Although one has to understand the differences between these two gettering mechanisms to model and optimize gettering, it is often difficult to separate the contributions of relaxation and segregation mechanisms in real-life gettering processes. It was initially thought that the contribution of segregation gettering can be separated by annealing a wafer at a high temperature, where the contaminants are not supersaturated and no relaxation gettering occurs, terminated by a rapid quench to room temperature.

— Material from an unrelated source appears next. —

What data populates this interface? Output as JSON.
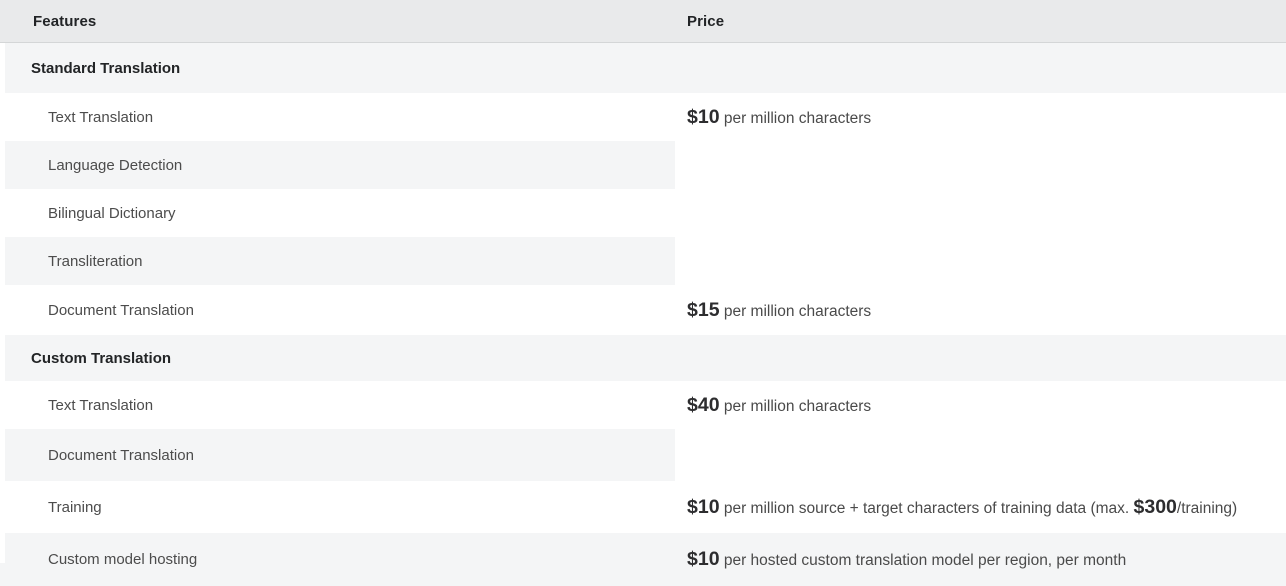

Recent studies revealed, however, that the segregation coefficient for most metal impurities in p/p+ wafers is temperature dependent, being almost negligible at high temperatures and increasingly significant as the wafer is cooled down. This dependence was observed for Fe and manganese [8-10], and was predicted for copper [17]. Although future studies may prove otherwise, no transition metal was found so far to have strong segregation in p/p+ epi-wafers at high temperature. Therefore, it is an experimental fact that similarly to the relaxation gettering, segregation gettering occurs mainly during cooling the wafer.